2. How to deal with package source code

We can leave a “source” marker in the package description that shows where to find the source code. This marker is the source-repository field and is described in the package author section.

We can direct Cabal to get (or “source”) the package source code for dependencies from a source code repository by adding a source-repository-package stanza to a project as explained in the package consumer section.

2.1. Getting package source code without Cabal

There are two ways to grab the source code for a package manually; from a source code repository such as GitHub [1] or from a package repository such as Hackage. Cabal automates these two ways of obtaining the source code. This is described in the package consumer section.

Note

The source code for a package is not always available from a source code repository. This will be the case for published packages where the source-repository source marker was not added to the package’s .cabal description before being published, when the source code repository no longer exists or when it was never made available. In those cases the only available source code will be source archives on Hackage.

Each package on Hackage is available for download as a .tar.gz source archive. Look for the “Downloads” section. One of these will be the “Package description”. That’s the .cabal file. The other will be the “Cabal source package”. That’s the .tar.gz archive containing all of the source for the package. For example, here’s the direct link to download vector-0.13.1.0.tar.gz.

Conversely, package source code may be only available from a source code repository. This is the case for all unpublished packages and for all unpublished commits.

Warning

Be careful with the term “revision”. On Hackage this refers to an edited version of the package description. With version control systems, a revision is a commit. Thankfully, when telling Cabal about a “commit” or “revision”, the field name is something completely different, a tag.

2.2. Fields pointing to source code repositories

Source [code] repositories are a way to specify where to find the source code for a package, both for package authors and maintainers and for package consumers.

A relatively structured set of version control system (VCS) fields, that vary depending on the VCS kind, enables Cabal commands and other tools to interpret and make effective use of this information.

source-repository

Says where to find the source for a package and is a metadata field of a package description. This is the source marker.

source-repository-package

Locates the source for one or more project dependencies that live in the same source code repository but in separate folders. The root of the repository is assumed when the subdir field is omitted.

Warning

The source-repository field, the one without a “-package” suffix, belongs to a package! This actually makes perfect sense as it’s within the package description looking outwards.

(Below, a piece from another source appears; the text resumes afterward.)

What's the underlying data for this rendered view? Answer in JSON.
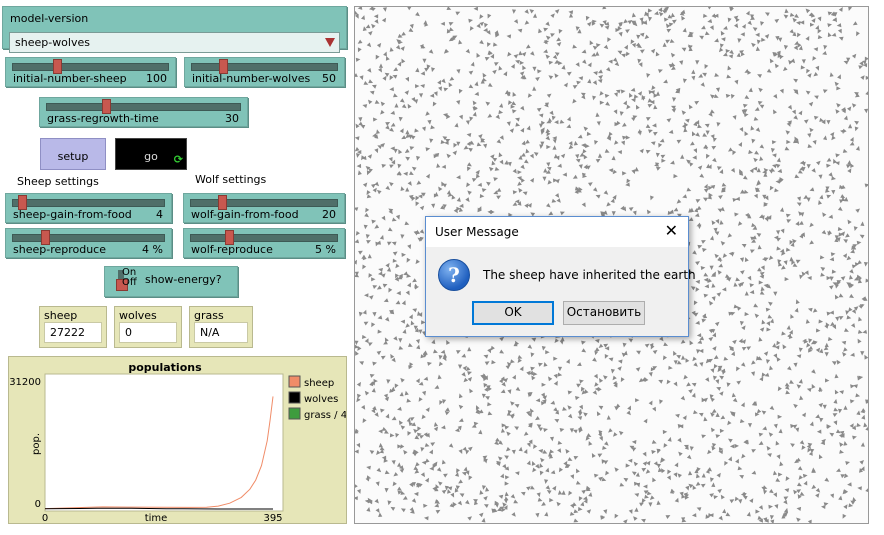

 (package description)      source-repository         (Git repository)
solver-benchmarks.cabal ──────────────────────────> github/haskell/cabal

$ cat solver-benchmarks.cabal
...
source-repository head
   type:     git
   location: https://github.com/haskell/cabal/
   subdir:   solver-benchmarks
...
library
   build-depends: base, ..., vector

The source-repository-package field, the one with a “-package” suffix, doesn’t belong to a package! It’s for a project dependency. This name is a bit misleading being singular because it can describe multiple dependency packages at the same location, each offset by a directory containing a package description, a .cabal file.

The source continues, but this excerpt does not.